Hurner is a fourth-generation Florida citrus grower who has spent most of his life and career as an IFAS Extension citrus agent as well as a center director in Highlands County supporting citrus growers in the production and profitability of citrus. In 1990, he assisted growers in the formation of the Highlands County Citrus Growers Association, which was designed to help growers keep up with local and regional issues and respond accordingly.

Throughout his extension career, he was known as the go-to person for answers, helping growers transition to new technology and conservation methods. As the 4-H Youth Agent for Highlands County, he grew the 4-H program to over 500 members in 4-H Clubs ranging from 4-H, to Home Economics, to 4-H Livestock, to 4-H Horse Clubs.

Hurner also taught at Florida Southern in Lakeland, mentoring many students who are now active in leadership roles in the citrus industry today. A Certified Crop Advisor, he received the National CCA Award in 2012, the International CCA Award in 2013 and was awarded a Lifetime CCA status in 2014 for his contributions and leadership of the Florida CCA Program.
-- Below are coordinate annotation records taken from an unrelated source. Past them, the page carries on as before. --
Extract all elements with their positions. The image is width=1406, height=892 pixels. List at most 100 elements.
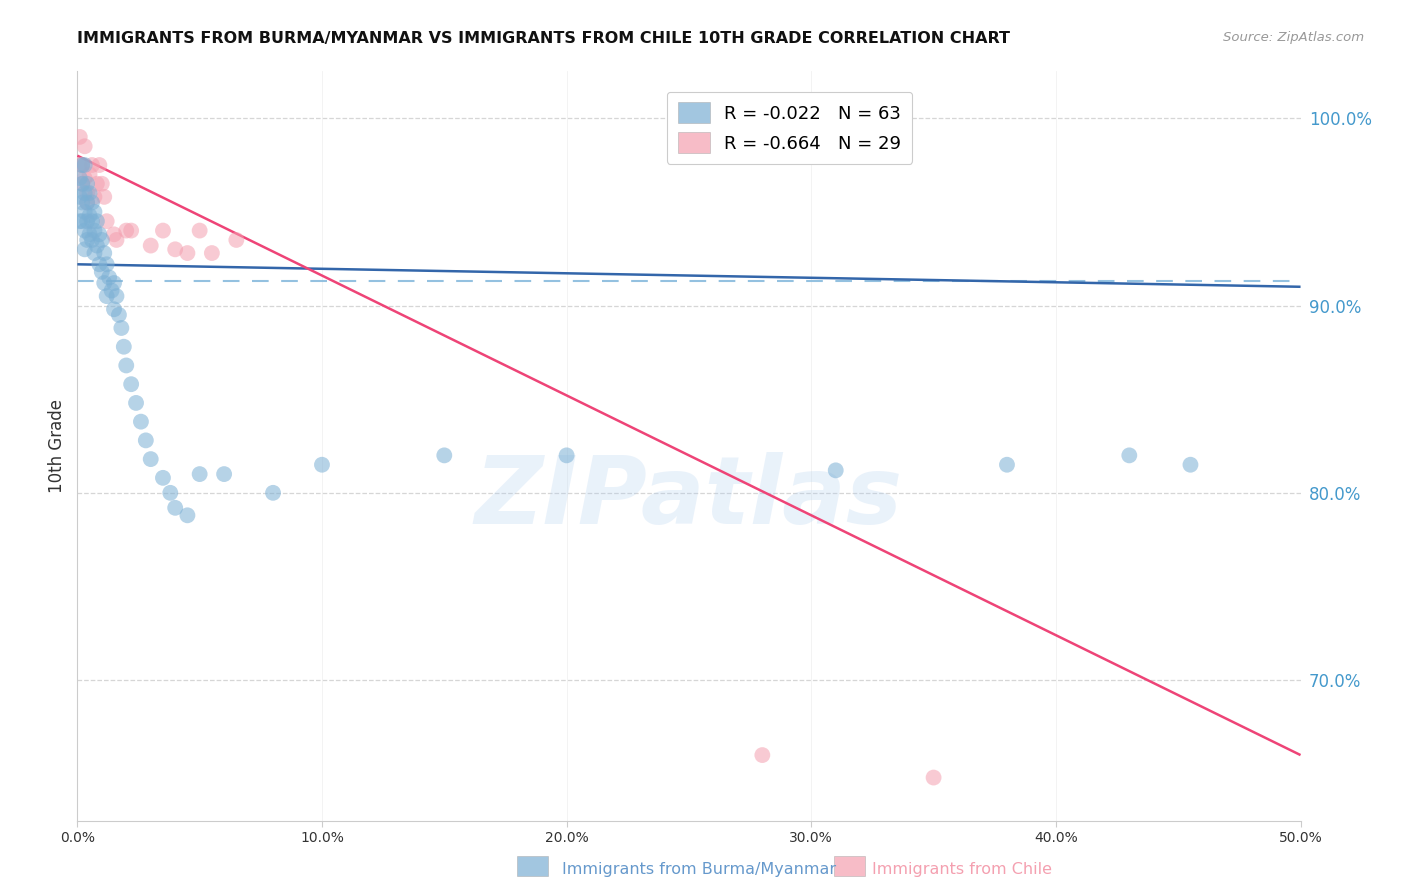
Point bbox=[103, 276, 125, 290]
Point bbox=[120, 224, 142, 238]
Point bbox=[115, 359, 138, 373]
Point bbox=[70, 214, 93, 228]
Point bbox=[76, 195, 98, 210]
Point bbox=[108, 308, 131, 322]
Text: ZIPatlas: ZIPatlas bbox=[475, 452, 903, 544]
Point bbox=[76, 177, 98, 191]
Point bbox=[115, 224, 138, 238]
Point bbox=[86, 214, 108, 228]
Point bbox=[89, 158, 111, 172]
Point bbox=[83, 246, 105, 260]
Point bbox=[89, 257, 111, 271]
Point bbox=[824, 463, 846, 477]
Point bbox=[159, 485, 181, 500]
Point bbox=[93, 246, 115, 260]
Point bbox=[139, 452, 162, 467]
Point bbox=[73, 139, 96, 153]
Point bbox=[73, 171, 96, 186]
Legend: R = -0.022   N = 63, R = -0.664   N = 29: R = -0.022 N = 63, R = -0.664 N = 29 bbox=[666, 92, 912, 164]
Point bbox=[129, 415, 152, 429]
Point bbox=[922, 771, 945, 785]
Point bbox=[212, 467, 235, 482]
Point bbox=[76, 195, 98, 210]
Point bbox=[188, 224, 211, 238]
Point bbox=[70, 158, 93, 172]
Point bbox=[751, 748, 773, 763]
Point bbox=[69, 130, 91, 145]
Point bbox=[69, 171, 91, 186]
Text: Source: ZipAtlas.com: Source: ZipAtlas.com bbox=[1223, 31, 1364, 45]
FancyBboxPatch shape bbox=[517, 856, 548, 876]
Point bbox=[165, 243, 187, 257]
Point bbox=[555, 449, 578, 463]
Point bbox=[83, 205, 105, 219]
Point bbox=[98, 270, 121, 285]
Point bbox=[80, 233, 103, 247]
Point bbox=[83, 190, 105, 204]
Point bbox=[103, 302, 125, 317]
Point bbox=[76, 233, 98, 247]
Point bbox=[80, 158, 103, 172]
Point bbox=[311, 458, 333, 472]
Y-axis label: 10th Grade: 10th Grade bbox=[48, 399, 66, 493]
Point bbox=[96, 214, 118, 228]
Point bbox=[73, 243, 96, 257]
Point bbox=[165, 500, 187, 515]
Point bbox=[73, 224, 96, 238]
Point bbox=[176, 508, 198, 523]
Point bbox=[105, 233, 128, 247]
Point bbox=[225, 233, 247, 247]
Point bbox=[79, 227, 101, 242]
Point bbox=[90, 233, 112, 247]
Point bbox=[80, 195, 103, 210]
Point bbox=[433, 449, 456, 463]
Point bbox=[86, 177, 108, 191]
Point bbox=[73, 186, 96, 201]
Point bbox=[76, 214, 98, 228]
Point bbox=[70, 177, 93, 191]
Text: IMMIGRANTS FROM BURMA/MYANMAR VS IMMIGRANTS FROM CHILE 10TH GRADE CORRELATION CH: IMMIGRANTS FROM BURMA/MYANMAR VS IMMIGRA… bbox=[77, 31, 1011, 46]
Point bbox=[120, 377, 142, 392]
Point bbox=[89, 227, 111, 242]
Text: Immigrants from Chile: Immigrants from Chile bbox=[872, 863, 1052, 877]
Point bbox=[135, 434, 157, 448]
Point bbox=[139, 238, 162, 252]
Point bbox=[188, 467, 211, 482]
Point bbox=[79, 168, 101, 182]
Point bbox=[76, 186, 98, 201]
FancyBboxPatch shape bbox=[834, 856, 865, 876]
Point bbox=[105, 289, 128, 303]
Point bbox=[152, 471, 174, 485]
Point bbox=[80, 214, 103, 228]
Point bbox=[79, 186, 101, 201]
Point bbox=[73, 158, 96, 172]
Point bbox=[93, 276, 115, 290]
Point bbox=[90, 265, 112, 279]
Point bbox=[176, 246, 198, 260]
Point bbox=[100, 284, 122, 298]
Point bbox=[69, 214, 91, 228]
Point bbox=[73, 205, 96, 219]
Point bbox=[79, 209, 101, 223]
Point bbox=[96, 257, 118, 271]
Point bbox=[262, 485, 284, 500]
Text: Immigrants from Burma/Myanmar: Immigrants from Burma/Myanmar bbox=[562, 863, 837, 877]
Point bbox=[995, 458, 1018, 472]
Point bbox=[1180, 458, 1202, 472]
Point bbox=[96, 289, 118, 303]
Point bbox=[70, 158, 93, 172]
Point bbox=[1118, 449, 1140, 463]
Point bbox=[90, 177, 112, 191]
Point bbox=[201, 246, 224, 260]
Point bbox=[70, 177, 93, 191]
Point bbox=[93, 190, 115, 204]
Point bbox=[69, 190, 91, 204]
Point bbox=[103, 227, 125, 242]
Point bbox=[125, 396, 148, 410]
Point bbox=[83, 224, 105, 238]
Point bbox=[110, 321, 132, 335]
Point bbox=[112, 340, 135, 354]
Point bbox=[86, 238, 108, 252]
Point bbox=[152, 224, 174, 238]
Point bbox=[69, 158, 91, 172]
Kinney will long be remembered as Florida's most passionate advocate for its fresh citrus industry. He started his career as an ag liaison for Rep. Andrew Ireland and later for former Governor and Senator Lawton Chiles. He went on to serve as executive vice president of Florida Citrus Packers from 1983 until his retirement in 2012. During that time, he worked tirelessly to maintain export and domestic markets for fresh Florida citrus after the discovery of citrus canker, "walking the halls" of Tallahassee and Washington, DC, building the case for continued market access and ensuring that scientific research supported the cause.

He helped the industry through overseas export challenges, citrus greening, in-store juicing debates and discussions, Brix level studies, challenging industry consolidation discussions, import citrus dynamics, new packaging and carton size considerations and discussions. Kinney was one of the industry's foremost experts on trade regulations and pest interdiction, as well as a successful citrus grower. Uncompromising and unapologetic of his defense and advocacy for the fresh fruit packers, he was known as a "bulldog on a soapbox" and fought tirelessly for the betterment of Florida's fresh fruit citrus industry on numerous issues.

McClure is a fourth-generation citrus grower and is known as the godfather of the Citrus Research & Development Foundation, an organization he helped found to combat the devastating spread of HLB. He originally helped create one of the first ever grower-funded research organizations, the Florida Citrus Production Advisory Council, which evolved into the CRDF with over $200 million of sponsored, funded and completed research committed to HLB mitigation and control. It is the best positioned organization in the world to coordinate the required research and product development necessary to combat the disease.

A longtime production manager with both Becker Holdings and Evans Properties, McClure is currently the chief agriculture officer of Terviva in Ft. Pierce.

He is a recipient of the Florida Grower Citrus Achievement Award, the Florida State Horticulture Society's Outstanding Commercial Horticulturist Award and the St. Lucie County Conservationist of the Year Award.

The Florida Citrus Hall of Fame honors distinguished leaders who have made significant contributions to the Florida citrus industry. The Citrus Hall of Fame display and Archive Center is located within the McKay Archive Building at Florida Southern College in Lakeland.